Toll-like receptor 4 mutation protects the kidney from Ang-II-induced hypertensive injury

Suravi Majumder  1 Sathnur Pushpakumar  2 Subir K Juin  2 Venkatakrishna R Jala  3 Utpal Sen  4
Affiliations

Toll-like receptor 4 mutation protects the kidney from Ang-II-induced hypertensive injury

Suravi Majumder et al. Pharmacol Res. 2022 Jan.

Abstract

Cellular autophagy is a protective mechanism where cells degrade damaged organelles to maintain intracellular homeostasis. Apoptosis, on the other hand, is considered as programmed cell death. Interestingly, autophagy inhibits apoptosis by degrading apoptosis regulators. In hypertension, an imbalance of autophagy and apoptosis regulators can lead to renal injury and dysfunction. Previously, we have reported that toll-like receptor 4 (TLR4) mutant mice are protective against renal damage, in part, due to reduced oxidative stress and inflammation. However, the detailed mechanism remained elusive. In this study, we tested the hypothesis of whether TLR4 mutation reduces Ang-II-induced renal injury by inciting autophagy and suppressing apoptosis in the hypertensive kidney. Male mice with normal TLR4 expression (TLR4N, C3H/HeOuJ) and mutant TLR4 (TLR4M, C3H/HeJLps-d) aged 10-12 weeks were infused with Ang-II (1000 ng/kg/d) for 4 weeks to create hypertension.
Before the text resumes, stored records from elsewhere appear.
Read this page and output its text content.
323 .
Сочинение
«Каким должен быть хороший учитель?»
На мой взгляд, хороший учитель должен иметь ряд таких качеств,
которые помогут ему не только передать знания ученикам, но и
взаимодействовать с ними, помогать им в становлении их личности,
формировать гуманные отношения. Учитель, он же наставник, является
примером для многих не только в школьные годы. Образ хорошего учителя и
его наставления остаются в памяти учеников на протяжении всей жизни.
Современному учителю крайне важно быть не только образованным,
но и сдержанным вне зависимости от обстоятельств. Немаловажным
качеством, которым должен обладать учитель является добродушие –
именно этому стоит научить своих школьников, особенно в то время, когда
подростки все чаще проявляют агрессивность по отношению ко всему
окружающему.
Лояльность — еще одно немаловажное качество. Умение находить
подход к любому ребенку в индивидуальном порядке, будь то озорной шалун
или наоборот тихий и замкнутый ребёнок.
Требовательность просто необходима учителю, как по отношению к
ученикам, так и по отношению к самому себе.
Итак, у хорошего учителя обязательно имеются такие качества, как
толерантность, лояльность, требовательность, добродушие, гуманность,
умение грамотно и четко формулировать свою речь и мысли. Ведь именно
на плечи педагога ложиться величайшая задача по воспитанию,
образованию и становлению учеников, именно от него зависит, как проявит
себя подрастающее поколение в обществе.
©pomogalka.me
Saline infused appropriate control were used. Blood pressure was increased along with increased TLR4 expression in TLR4N mice receiving Ang-II compared to TLR4N control. Autophagy was downregulated, and apoptosis was upregulated in TLR4N mice treated with Ang-II. Also, kidney injury markers plasma lipocalin-2 (LCN2) and kidney injury molecule 1 (KIM-1) were upregulated in TLR4N mice treated with Ang-II. Besides, increased nuclear translocation and activity of NF-kB were measured in Ang-II-treated TLR4N mice. TLR4M mice remained protected against all these insults in hypertension. Together, these results suggest that Ang-II-induced TLR4 activation suppresses autophagy, induces apoptosis and kidney injury through in part by activating NF-kB signaling, and TLR4 mutation protects the kidney from Ang-II-induced hypertensive injury.

Keywords: Apoptosis; Autophagy; Hypertension; Injury; Kidney; TLR4.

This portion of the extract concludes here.